なお、propagate についてはこの方法だとpropagate 後のトレースを表示しますが、propagate は例外をラップして新たな例外を投げるという意図がある(と思う)ので、この挙動には問題ないでしょう。必要であれば、元の例外をPROPAGATEメソッドにてラップしたオブジェクトが、エラーやスタックトレースの表示を求められた時になんとかすべきです。

ただ、この方法には根本的にまずい部分があります*4。簡単に言えば、「例外のユニークID」が真の意味でユニークにはなっておらず、被ってしまうことがあるということです。先ほど"ほぼ"と言ったのはそのためです。IDが被ると、意図しない箇所のトレースを表示してしまいます。

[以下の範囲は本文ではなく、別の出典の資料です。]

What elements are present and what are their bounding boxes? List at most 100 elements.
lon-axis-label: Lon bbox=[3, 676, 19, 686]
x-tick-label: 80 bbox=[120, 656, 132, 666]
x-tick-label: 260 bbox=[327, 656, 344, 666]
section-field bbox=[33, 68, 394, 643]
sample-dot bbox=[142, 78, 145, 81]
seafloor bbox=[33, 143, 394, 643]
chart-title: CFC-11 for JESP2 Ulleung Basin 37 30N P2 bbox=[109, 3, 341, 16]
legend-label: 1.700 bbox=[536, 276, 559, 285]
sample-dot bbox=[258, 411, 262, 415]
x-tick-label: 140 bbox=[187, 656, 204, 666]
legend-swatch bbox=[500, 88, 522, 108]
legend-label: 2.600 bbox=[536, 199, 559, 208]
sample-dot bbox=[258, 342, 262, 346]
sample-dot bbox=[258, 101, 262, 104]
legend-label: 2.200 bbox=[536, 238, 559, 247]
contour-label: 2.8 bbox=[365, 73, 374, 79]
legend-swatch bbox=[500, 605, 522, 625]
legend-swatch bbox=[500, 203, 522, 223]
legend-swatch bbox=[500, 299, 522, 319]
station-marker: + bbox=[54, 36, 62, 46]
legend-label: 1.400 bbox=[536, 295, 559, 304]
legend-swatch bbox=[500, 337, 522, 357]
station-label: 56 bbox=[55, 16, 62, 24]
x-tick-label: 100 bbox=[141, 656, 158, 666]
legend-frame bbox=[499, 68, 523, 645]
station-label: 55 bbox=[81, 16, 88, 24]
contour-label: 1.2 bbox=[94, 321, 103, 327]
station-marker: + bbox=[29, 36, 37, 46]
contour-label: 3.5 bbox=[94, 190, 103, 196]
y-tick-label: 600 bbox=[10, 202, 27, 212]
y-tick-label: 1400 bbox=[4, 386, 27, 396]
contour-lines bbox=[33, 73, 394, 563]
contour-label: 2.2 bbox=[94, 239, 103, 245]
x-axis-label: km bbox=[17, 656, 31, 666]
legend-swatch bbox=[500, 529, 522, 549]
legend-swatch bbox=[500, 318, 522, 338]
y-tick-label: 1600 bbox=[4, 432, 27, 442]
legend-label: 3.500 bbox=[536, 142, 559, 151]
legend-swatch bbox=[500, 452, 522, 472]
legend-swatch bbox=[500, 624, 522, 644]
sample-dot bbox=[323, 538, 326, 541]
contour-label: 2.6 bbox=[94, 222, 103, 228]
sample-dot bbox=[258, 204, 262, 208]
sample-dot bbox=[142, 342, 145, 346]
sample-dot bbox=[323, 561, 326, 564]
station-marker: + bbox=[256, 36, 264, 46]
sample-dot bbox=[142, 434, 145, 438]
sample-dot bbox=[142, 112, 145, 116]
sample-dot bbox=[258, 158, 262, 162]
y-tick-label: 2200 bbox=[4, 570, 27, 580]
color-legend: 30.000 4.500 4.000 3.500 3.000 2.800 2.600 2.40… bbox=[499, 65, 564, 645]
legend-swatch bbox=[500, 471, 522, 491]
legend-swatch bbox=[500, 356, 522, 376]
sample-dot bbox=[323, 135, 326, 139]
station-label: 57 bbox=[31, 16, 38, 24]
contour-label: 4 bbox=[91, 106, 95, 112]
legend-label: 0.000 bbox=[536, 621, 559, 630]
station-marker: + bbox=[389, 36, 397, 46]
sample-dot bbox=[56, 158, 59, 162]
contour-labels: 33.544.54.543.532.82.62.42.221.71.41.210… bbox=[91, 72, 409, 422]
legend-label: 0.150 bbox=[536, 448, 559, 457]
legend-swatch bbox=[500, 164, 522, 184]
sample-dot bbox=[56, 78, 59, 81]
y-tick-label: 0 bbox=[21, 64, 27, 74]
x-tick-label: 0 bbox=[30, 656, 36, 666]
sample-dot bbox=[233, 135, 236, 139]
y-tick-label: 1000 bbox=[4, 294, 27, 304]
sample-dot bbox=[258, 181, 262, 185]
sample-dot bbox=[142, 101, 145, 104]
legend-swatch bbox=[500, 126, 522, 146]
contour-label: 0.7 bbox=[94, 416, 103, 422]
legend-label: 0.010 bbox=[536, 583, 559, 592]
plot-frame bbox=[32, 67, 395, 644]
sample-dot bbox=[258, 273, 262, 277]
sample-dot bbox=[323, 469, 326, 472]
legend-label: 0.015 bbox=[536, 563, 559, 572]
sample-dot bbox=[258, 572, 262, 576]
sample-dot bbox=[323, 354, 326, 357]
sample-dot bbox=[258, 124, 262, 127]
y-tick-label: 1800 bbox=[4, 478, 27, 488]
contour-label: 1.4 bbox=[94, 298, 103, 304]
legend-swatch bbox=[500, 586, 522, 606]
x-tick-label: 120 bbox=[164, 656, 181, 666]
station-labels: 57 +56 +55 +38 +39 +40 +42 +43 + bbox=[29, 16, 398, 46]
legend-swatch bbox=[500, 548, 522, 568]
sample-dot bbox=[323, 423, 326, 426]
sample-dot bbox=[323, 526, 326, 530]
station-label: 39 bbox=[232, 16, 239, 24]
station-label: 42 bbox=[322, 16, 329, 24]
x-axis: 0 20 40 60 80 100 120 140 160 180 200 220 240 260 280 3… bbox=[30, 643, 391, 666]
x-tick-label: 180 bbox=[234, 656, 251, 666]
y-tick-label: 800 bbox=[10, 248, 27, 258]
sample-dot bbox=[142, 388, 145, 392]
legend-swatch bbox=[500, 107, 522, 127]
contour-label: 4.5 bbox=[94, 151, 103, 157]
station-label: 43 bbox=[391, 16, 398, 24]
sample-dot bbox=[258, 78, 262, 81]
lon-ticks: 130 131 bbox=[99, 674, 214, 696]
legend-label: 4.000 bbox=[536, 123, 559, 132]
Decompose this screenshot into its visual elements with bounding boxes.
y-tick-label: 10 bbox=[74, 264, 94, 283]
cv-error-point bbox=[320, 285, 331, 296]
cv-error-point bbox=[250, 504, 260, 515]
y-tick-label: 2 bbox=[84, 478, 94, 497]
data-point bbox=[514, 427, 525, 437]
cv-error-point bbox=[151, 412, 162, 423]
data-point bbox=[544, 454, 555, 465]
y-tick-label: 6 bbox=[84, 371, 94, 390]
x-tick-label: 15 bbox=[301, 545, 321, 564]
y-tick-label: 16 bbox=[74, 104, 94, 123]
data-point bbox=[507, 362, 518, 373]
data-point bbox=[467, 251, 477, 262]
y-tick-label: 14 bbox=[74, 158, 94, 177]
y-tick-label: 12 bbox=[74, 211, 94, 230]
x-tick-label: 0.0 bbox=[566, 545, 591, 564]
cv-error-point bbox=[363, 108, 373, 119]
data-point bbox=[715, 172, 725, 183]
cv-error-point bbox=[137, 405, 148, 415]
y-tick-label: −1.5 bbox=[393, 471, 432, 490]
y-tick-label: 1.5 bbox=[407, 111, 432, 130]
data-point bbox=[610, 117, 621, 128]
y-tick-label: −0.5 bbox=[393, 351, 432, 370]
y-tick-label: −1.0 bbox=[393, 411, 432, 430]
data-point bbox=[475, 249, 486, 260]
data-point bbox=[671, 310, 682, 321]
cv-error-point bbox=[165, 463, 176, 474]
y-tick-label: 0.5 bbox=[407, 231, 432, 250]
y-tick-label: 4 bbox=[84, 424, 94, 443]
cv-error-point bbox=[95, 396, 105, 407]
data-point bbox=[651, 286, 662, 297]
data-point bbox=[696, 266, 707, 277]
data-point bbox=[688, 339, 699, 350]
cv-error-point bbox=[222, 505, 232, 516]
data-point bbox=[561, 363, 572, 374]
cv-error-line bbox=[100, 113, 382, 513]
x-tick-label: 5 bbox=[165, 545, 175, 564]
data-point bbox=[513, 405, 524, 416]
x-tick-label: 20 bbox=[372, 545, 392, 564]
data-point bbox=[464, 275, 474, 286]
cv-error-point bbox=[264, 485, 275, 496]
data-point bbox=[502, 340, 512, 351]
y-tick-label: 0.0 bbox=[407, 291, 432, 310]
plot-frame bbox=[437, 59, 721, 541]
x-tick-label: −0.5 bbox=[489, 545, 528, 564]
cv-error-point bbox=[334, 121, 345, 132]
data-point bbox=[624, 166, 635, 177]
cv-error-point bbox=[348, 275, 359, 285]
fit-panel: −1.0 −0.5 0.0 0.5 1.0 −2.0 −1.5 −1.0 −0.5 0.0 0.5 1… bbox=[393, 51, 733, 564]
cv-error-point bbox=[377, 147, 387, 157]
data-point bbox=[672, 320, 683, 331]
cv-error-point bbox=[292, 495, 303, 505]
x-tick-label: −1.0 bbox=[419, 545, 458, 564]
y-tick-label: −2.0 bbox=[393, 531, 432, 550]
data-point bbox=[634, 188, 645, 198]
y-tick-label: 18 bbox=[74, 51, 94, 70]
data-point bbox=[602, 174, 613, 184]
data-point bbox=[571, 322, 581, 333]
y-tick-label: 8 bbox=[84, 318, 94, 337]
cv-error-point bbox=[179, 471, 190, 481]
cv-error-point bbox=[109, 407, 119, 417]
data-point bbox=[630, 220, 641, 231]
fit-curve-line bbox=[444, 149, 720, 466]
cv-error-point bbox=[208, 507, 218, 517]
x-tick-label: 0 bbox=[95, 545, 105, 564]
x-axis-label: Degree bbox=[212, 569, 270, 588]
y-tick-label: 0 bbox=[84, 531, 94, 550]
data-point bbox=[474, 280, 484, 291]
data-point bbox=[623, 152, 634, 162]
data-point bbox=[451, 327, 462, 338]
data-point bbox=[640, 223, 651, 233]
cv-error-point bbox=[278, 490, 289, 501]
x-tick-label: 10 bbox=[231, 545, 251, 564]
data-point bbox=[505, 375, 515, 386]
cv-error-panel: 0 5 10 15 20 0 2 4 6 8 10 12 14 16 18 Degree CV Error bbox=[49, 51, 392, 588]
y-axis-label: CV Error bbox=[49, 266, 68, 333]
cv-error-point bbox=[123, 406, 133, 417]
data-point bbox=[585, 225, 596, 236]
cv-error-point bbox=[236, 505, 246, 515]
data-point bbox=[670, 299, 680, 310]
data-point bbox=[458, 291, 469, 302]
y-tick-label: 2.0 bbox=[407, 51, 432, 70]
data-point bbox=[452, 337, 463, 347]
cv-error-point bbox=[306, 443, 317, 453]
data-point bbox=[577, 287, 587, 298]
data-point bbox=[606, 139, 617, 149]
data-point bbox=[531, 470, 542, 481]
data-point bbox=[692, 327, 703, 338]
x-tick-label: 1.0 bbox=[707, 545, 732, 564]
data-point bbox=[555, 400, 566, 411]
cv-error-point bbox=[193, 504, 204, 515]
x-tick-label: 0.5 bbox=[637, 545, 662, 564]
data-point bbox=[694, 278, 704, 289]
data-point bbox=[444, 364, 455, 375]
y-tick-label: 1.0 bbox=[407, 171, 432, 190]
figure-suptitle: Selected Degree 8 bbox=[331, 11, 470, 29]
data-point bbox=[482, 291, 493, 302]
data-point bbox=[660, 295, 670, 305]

例えば die "hoge\n" のように改行文字を含むエラーメセージの場合には行番号やファイル名がつけられないため、このような記述の箇所が複数あると同じ例外として見られてしまいます。また、この方法だと文字列の例外はシングルトンとして振る舞うため、同じdie が複数回呼ばれるようなシチュエーションでも問題となります。例えば、以下のコードでは最初のdieのスタックトレースを表示してしまい、another_operation経由での呼び出しであることがわかりません。

sub invalid_operation() {
    die "NG";
}

sub another_operation() {
    invalid_operation;
}

eval { invalid_operation }; # ←この例外は無視したい
another_operation;

上記のようなシチュエーションを無視してかまわないのであればこの方法はうまく機能しますが、一般的に使うことを考えるとこの動作は無視できない振る舞いでしょう。

*1:2011-01-25時点での話

*2:"discuss more to merge more appropriate fix"とコメントされているように、まだ対応を模索中な段階と言えます。

*3:厳密には他の修正も施しているため、このパッチは使ってませんが。

*4:よって、本家にはパッチを送ってません。